Closing Statement: The market will continue to monitor the developments in the banking sector and the impact on the economy, which may influence the Federal Reserve's monetary policy decisions and the dollar's movement against other currencies. In addition, any signs of inflationary pressures or credit crunch may also affect GBP/USD's performance in the near term.
CRUDE OIL
Oil prices rose on Wednesday, extending their gains for the third consecutive day.
The rise came after industry data showed a surprisingly large draw in U.S. crude stocks, pointing to tighter supply in the near-term.
According to data from the American Petroleum Institute, U.S. crude oil inventories fell by just over 6 million barrels in the week ended on March 24, compared with an expected small rise.
The U.S. Energy Information Administration is set to release its official weekly report of crude oil inventories later today.
Closing statement: The oil market seems to be tightening with the unexpected decline in crude oil inventories, and investors are eagerly waiting for the U.S. Energy Information Administration's weekly report to confirm the trend.
GOLD
Gold prices fell in Asian trade on Wednesday, following an overnight surge in Treasury yields and as regulators further downplayed concerns over a widespread U.S. banking crisis.
The U.S. dollar attempted to arrest its two-day losses, edging higher in early European trade on Wednesday.

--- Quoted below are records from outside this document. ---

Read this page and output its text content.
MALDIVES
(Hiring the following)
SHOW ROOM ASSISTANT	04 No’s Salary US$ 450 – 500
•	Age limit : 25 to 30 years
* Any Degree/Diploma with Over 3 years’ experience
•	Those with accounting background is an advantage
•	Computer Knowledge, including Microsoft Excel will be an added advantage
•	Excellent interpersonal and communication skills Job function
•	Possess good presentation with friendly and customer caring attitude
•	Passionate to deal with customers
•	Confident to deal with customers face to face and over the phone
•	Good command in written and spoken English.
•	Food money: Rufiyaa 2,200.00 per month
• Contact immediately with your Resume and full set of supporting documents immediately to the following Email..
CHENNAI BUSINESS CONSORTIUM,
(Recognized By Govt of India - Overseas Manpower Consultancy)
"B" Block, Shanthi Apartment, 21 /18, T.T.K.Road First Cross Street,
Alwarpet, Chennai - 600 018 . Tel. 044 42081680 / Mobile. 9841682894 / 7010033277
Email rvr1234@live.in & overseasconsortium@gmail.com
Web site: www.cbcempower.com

However, it remained fragile as growing confidence in the health of the global banking sector persisted.
Fed policy is likely to be a key factor for gold over the medium term, and investors continue to build long positions on gold prices due to concerns that the recent collapse of several U.S. banks could leave lasting scars on the economy.
Closing statement: The movements of the U.S. dollar and the global banking sector will continue to have an impact on the price of gold, as investors closely watch for any signs of economic instability or monetary policy changes.
NASDAQ
Fed Vice Chair for Supervision Michael Barr said at a Senate Banking Committee hearing on Tuesday that the U.S. banking system is "sound and resilient", trying to reassure investors that the collapse of some regional banks would not cause widespread contagion.
With the anticipation of rate cuts from the Fed, big tech is expected to overperform relatively.
The analysts highlight the resistance at 12,856 and initial support at 11,776. A deeper pullback may test long-term support around 10,600.
If the NASDAQ100 pulls back, it will result in mega-cap stocks such as Microsoft (NASDAQ:MSFT), Apple (AAPL), Amazon (NASDAQ:AMZN), Nvidia (NASDAQ:NVDA), and Alphabet (NASDAQ:GOOGL) also undergoing corrections after a period of outperformance.
Closing statement: The NASDAQ100 may experience a pullback with analysts highlighting resistance and support levels while Fed officials reassure investors about the health of the U.S. banking system. The market anticipates rate cuts from the Fed, and big tech is expected to overperform relatively.